Mechanical and energy absorption characteristics of additively manufactured functionally graded sheet lattice structures with minimal surfaces

Abstract

Functionally graded (FG) lattice structures have attracted attention for their potential application in lightweighting and energy absorption. In this study, functionally graded sheet (FGS) structures with primitive (P) and gyroid (G) minimal surfaces were fabricated by selective laser melting (SLM) using Ti-6Al-4V powder. The mechanical properties, deformation behavior, and energy absorption performance of uniform sheet (US) and FGS lattice structures were systematically investigated using compression tests and the finite element method (FEM). The FGS structures were found to eliminate abrupt shear failure and to exhibit the predictable layer-by-layer deformation accompanied by sub-layer collapse. The cumulative energy absorption per unit volume of FGS samples increased as a power of strain function throughout the compression process, while the US samples exhibited a linear relationship, thus resulting in an excellent energy absorption capability for FGS structures.
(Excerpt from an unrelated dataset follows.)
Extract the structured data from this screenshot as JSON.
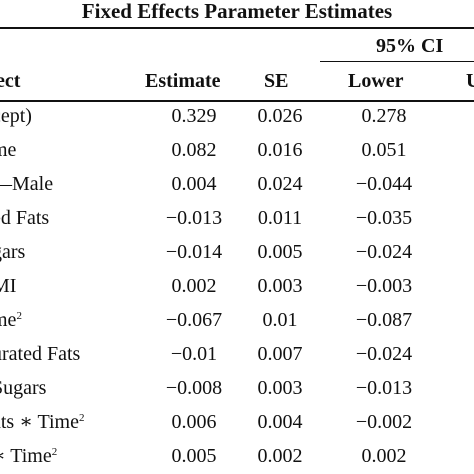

The energy absorption of FGS samples was higher than for US samples by approximately 60%. In addition, the results of FEM with the Johnson-Cook models demonstrated a high capability for predicting the deformation behaviors as well as mechanical properties (especially in terms of yield strength, compressive strength and energy absorption) of lattice structures. which can be used to provide guidance on selecting a lattice structure to meet multifunctional demands.